Department of Anesthesiology, Linkou Chang Gung Memorial Hospital, Taoyuan, Taiwan, ROC.
Division of Medical Education, Graduate Institute of Clinical Medical Science, College of Medicine, Chang Gung University, Taoyuan, Taiwan, ROC.
J Chin Med Assoc. 2024 Jun 1;87(6):635-642. doi: 10.1097/JCMA.0000000000001103. Epub 2024 May 1.
Liver transplantation is treatment option for patients with end-stage liver disease and hepatocellular carcinoma. Renal function deterioration significantly impacts the survival rates of liver recipients, and serum uric acid (SUA) is associated with both acute and chronic renal function disorders. Thus, our study aimed to assess the relationship and predictive value of preoperative SUA level and postoperative acute kidney injury (AKI) in living donor liver transplantation (LDLT).
We conducted a prospective observational study on 87 patients undergoing LDLT. Blood samples were collected immediately before LDLT, and renal function status was followed up for 3 consecutive days postoperatively.
Low SUA levels (cutoff value 4.15 mg/dL) were associated with a high risk of early posttransplantation AKI. The area under the curve was 0.73 (sensitivity, 79.2%; specificity, 59.4%). Although not statistically significant, there were no deaths in the non-AKI group but two in the early AKI group secondary to liver graft dysfunction in addition to early AKI within the first month after LDLT.
AKI after liver transplantation may lead to a deterioration of patient status and increased mortality rates. We determined low preoperative SUA levels as a possible risk factor for early postoperative AKI.

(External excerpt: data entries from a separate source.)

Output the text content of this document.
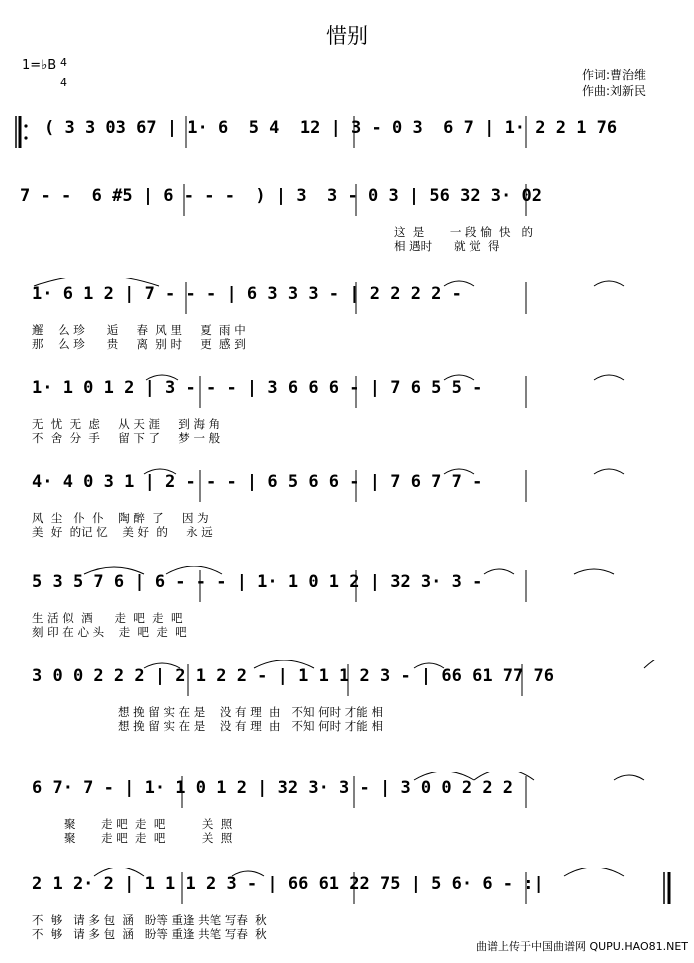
惜别
1=♭B 4
4
作词:曹治维
作曲:刘新民
( 3 3 03 67 | 1· 6  5 4  12 | 3 - 0 3  6 7 | 1· 2 2 1 76
7 - -  6 #5 | 6 - - -  ) | 3  3 - 0 3 | 56 32 3· 02
这  是       一 段 愉  快   的
相 遇时      就 觉  得
1· 6 1 2 | 7 - - - | 6 3 3 3 - | 2 2 2 2 -
邂    么 珍      逅     春  风 里     夏  雨 中
那    么 珍      贵     离  别 时     更  感 到
1· 1 0 1 2 | 3 - - - | 3 6 6 6 - | 7 6 5 5 -
无  忧  无  虑     从 天 涯     到 海 角
不  舍  分  手     留 下 了     梦 一 般
4· 4 0 3 1 | 2 - - - | 6 5 6 6 - | 7 6 7 7 -
风  尘   仆  仆    陶 醉  了     因 为
美  好  的记 忆    美 好  的     永 远
5 3 5 7 6 | 6 - - - | 1· 1 0 1 2 | 32 3· 3 -
生 活 似  酒      走  吧  走  吧
刻 印 在 心 头    走  吧  走  吧
3 0 0 2 2 2 | 2 1 2 2 - | 1 1 1 2 3 - | 66 61 77 76
想 挽 留 实 在 是    没 有 理  由   不知 何时 才能 相
想 挽 留 实 在 是    没 有 理  由   不知 何时 才能 相
6 7· 7 - | 1· 1 0 1 2 | 32 3· 3 - | 3 0 0 2 2 2
聚       走 吧  走  吧          关  照
聚       走 吧  走  吧          关  照
2 1 2· 2 | 1 1 1 2 3 - | 66 61 22 75 | 5 6· 6 - :|
不  够   请 多 包  涵   盼等 重逢 共笔 写春  秋
不  够   请 多 包  涵   盼等 重逢 共笔 写春  秋
曲谱上传于中国曲谱网 QUPU.HAO81.NET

肝移植是治疗终末期肝病和肝细胞癌患者的一种选择。肾功能恶化显著影响肝移植受者的生存率,而血清尿酸(SUA)与急性和慢性肾功能障碍均有关。因此,我们的研究旨在评估活体肝移植(LDLT)术前 SUA 水平与术后急性肾损伤(AKI)的关系及其预测价值。

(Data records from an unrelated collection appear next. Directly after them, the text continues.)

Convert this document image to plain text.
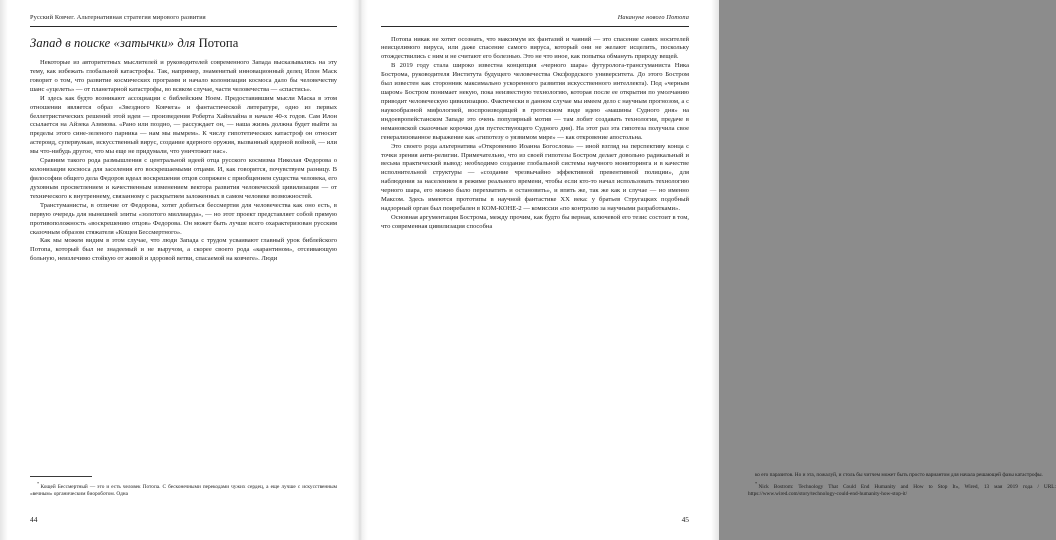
Русский Ковчег. Альтернативная стратегия мирового развития
Запад в поиске «затычки» для Потопа

Некоторые из авторитетных мыслителей и руководителей современного Запада высказывались на эту тему, как избежать глобальной катастрофы. Так, например, знаменитый инновационный делец Илон Маск говорит о том, что развитие космических программ и начало колонизации космоса дало бы человечеству шанс «уцелеть» — от планетарной катастрофы, во всяком случае, части человечества — «спастись».

И здесь как будто возникают ассоциации с библейским Ноем. Предоставившим мысли Маска в этом отношении является образ «Звездного Ковчега» и фантастической литературе, одно из первых беллетристических решений этой идеи — произведения Роберта Хайнлайна в начале 40-х годов. Сам Илон ссылается на Айзека Азимова. «Рано или поздно, — рассуждает он, — наша жизнь должна будет выйти за пределы этого сине-зеленого парника — нам мы вымрем». К числу гипотетических катастроф он относит астероид, супервулкан, искусственный вирус, создание ядерного оружия, вызванный ядерной войной, — или мы что-нибудь другое, что мы еще не придумали, что уничтожит нас».

Сравним такого рода размышления с центральной идеей отца русского космизма Николая Федорова о колонизации космоса для заселения его воскрешаемыми отцами. И, как говорится, почувствуем разницу. В философии общего дела Федоров идеал воскрешения отцов сопряжен с приобщением существа человека, его духовным просветлением и качественным изменением вектора развития человеческой цивилизации — от технического к внутреннему, связанному с раскрытием заложенных в самом человеке возможностей.

Транстуманисты, в отличие от Федорова, хотят добиться бессмертия для человечества как оно есть, в первую очередь для нынешней элиты «золотого миллиарда», — но этот проект представляет собой прямую противоположность «воскрешению отцов» Федорова. Он может быть лучше всего охарактеризован русским сказочным образом стяжателя «Кощея Бессмертного».

Как мы можем видим в этом случае, что люди Запада с трудом усваивают главный урок библейского Потопа, который был не знадеемый и не выручом, а скорее своего рода «карантином», отсеивающую больную, неизлечимо стойкую от живой и здоровой ветви, спасаемой на ковчеге». Люди

*Кощей Бессмертный — это и есть человек Потопа. С бесконечными перекодами чужих сердец, а еще лучше с искусственным «вечным» органическим биороботом. Одна

44
Накануне нового Потопа

Потопа никак не хотят осознать, что максимум их фантазий и чаяний — это спасение самих носителей неисцелимого вируса, или даже спасение самого вируса, который они не желают исцелить, поскольку отождествились с ним и не считают его болезнью. Это не что иное, как попытка обмануть природу вещей.

В 2019 году стала широко известна концепция «черного шара» футуролога-трансгуманиста Ника Бострома, руководителя Института будущего человечества Оксфордского университета. До этого Бостром был известен как сторонник максимально ускоренного развития искусственного интеллекта). Под «черным шаром» Бостром понимает некую, пока неизвестную технологию, которая после ее открытия по умолчанию приводит человеческую цивилизацию. Фактически в данном случае мы имеем дело с научным прогнозом, а с наукообразной мифологией, воспроизводящей в гротескном виде идею «машины Судного дня» на индоевропейстанском Западе это очень популярный мотив — там лобит создавать технологии, предаче в немановской сказочные корочки для пустествующего Судного дня). На этот раз эта гипотеза получила свое генерализованное выражение как «гипотезу о уязвимом мире» — как откровение апостольна.

Это своего рода альтернатива «Откровению Иоанна Богослова» — иной взгляд на перспективу конца с точки зрения анти-религии. Примечательно, что из своей гипотезы Бостром делает довольно радикальный и весьма практический вывод: необходимо создание глобальной системы научного мониторинга и в качестве исполнительной структуры — «создание чрезвычайно эффективной превентивной полиции», для наблюдения за населением в режиме реального времени, чтобы если кто-то начал использовать технологию черного шара, его можно было перехватить и остановить», и впять же, так же как и случае — но именно Максом. Здесь имеются прототипы в научной фантастике XX века: у братьев Стругацких подобный надзорный орган был поиребален в КОМ-КОНЕ-2 — комиссии «по контролю за научными разработками».

Основная аргументация Бострома, между прочим, как будто бы верная, ключевой его тезис состоит в том, что современная цивилизация способна

ко его паразитов. Но и эта, пожалуй, и столь бы читчем может быть просто вариантом для начала решающей фазы катастрофы.

*Nick Bostrom: Technology That Could End Humanity and How to Stop It», Wired, 13 мая 2019 года / URL: https://www.wired.com/story/technology-could-end-humanity-how-stop-it/

45
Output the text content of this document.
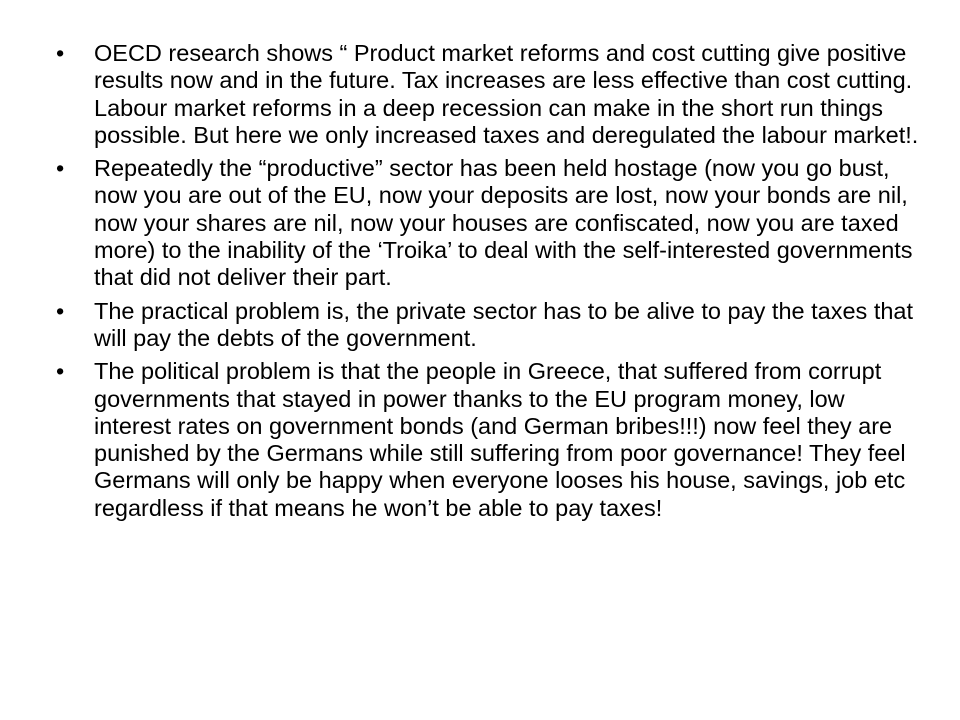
•	OECD research shows “ Product market reforms and cost cutting give positive results now and in the future. Tax increases are less effective than cost cutting. Labour market reforms in a deep recession can make in the short run things possible. But here we only increased taxes and deregulated the labour market!.
•	Repeatedly the “productive” sector has been held hostage (now you go bust, now you are out of the EU, now your deposits are lost, now your bonds are nil, now your shares are nil, now your houses are confiscated, now you are taxed more) to the inability of the ‘Troika’ to deal with the self-interested governments that did not deliver their part.
•	The practical problem is, the private sector has to be alive to pay the taxes that will pay the debts of the government.
•	The political problem is that the people in Greece, that suffered from corrupt governments that stayed in power thanks to the EU program money, low interest rates on government bonds (and German bribes!!!) now feel they are punished by the Germans while still suffering from poor governance! They feel Germans will only be happy when everyone looses his house, savings, job etc regardless if that means he won’t be able to pay taxes!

我们对 87 例行 LDLT 的患者进行了前瞻性观察性研究。在 LDLT 前采集血样,并在术后连续 3 天随访肾功能状态。
低 SUA 水平(临界值 4.15mg/dL)与早期移植后 AKI 的高风险相关。曲线下面积为 0.73(灵敏度为 79.2%,特异性为 59.4%)。尽管无统计学意义,但在非 AKI 组中没有死亡病例,但在早期 AKI 组中,除了 LDLT 后第一个月内的早期 AKI 外,还有两例因肝移植物功能障碍导致的死亡。
肝移植后 AKI 可能导致患者病情恶化和死亡率增加。我们确定低术前 SUA 水平是术后早期 AKI 的一个可能危险因素。